À la pluie battante.

Après une courte nuit chez ma mère, on est rentrés à la maison le lendemain et quelle ne fut pas notre surprise de voir qu'il y avait PLUS de neige qu'à notre départ. Ouache.

Sur le répondeur à la maison, des messages d'un journaliste qui voulait une entrevue avec moi à propos de mon fils (!!!!!!). Il était le plus jeune délégué de notre région (sur 185) à aller aux Jeux du Québec. Comme j'étais absente, je n'ai pu parler avec lui. Mais par curiosité, je vais sur Google et j'entre le nom de Petit Monsieur, et plusieurs entrées pertinentes s'affichent (c'est fou quand son fils de 8 ans peut être « googlé »!!!).

Il y avait un article complet sur lui dans le journal avec une photo de son joli minois. Le journaliste lui avait posé des questions et avait rencontré son entaîneure.
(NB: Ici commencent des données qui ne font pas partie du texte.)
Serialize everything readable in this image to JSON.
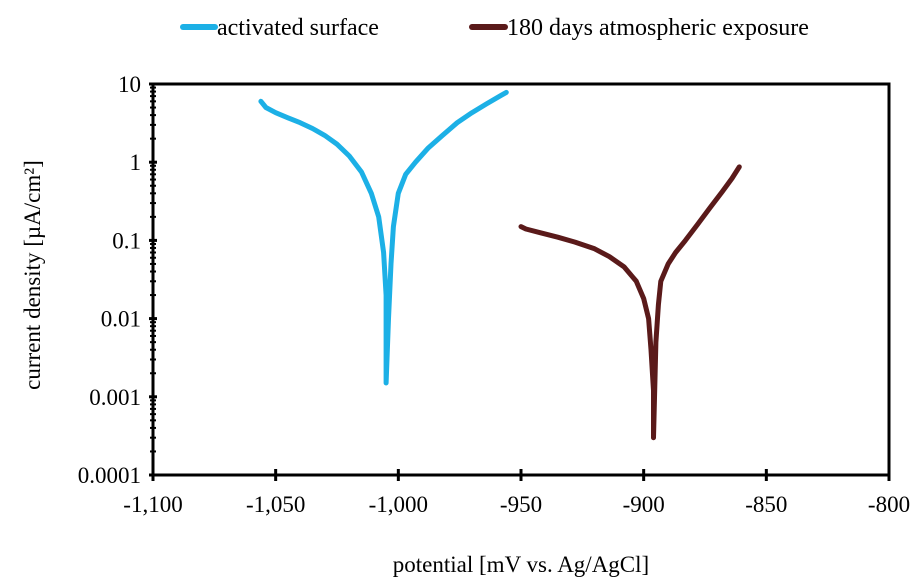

J'étais assez énervée merci!! Il a même été comparé à Alexandre Despatie (médaillé olympique et triple champion du monde).

Wow!!!!!

Ça finissait bien notre semaine!

Maman pieuvre à Petit Monsieur : Tu as donné une entrevue à un journaliste?
Petit Monsieur : Non...
Maman pieuvre : Ben le Monsieur t'a posé des questions et il a écrit un article sur toi!
Petit Monsieur : Ah oui, y'a quelqu'un qui m'a parlé, mais je savais pas c'était qui...

Au moins il se prend pas au sérieux!!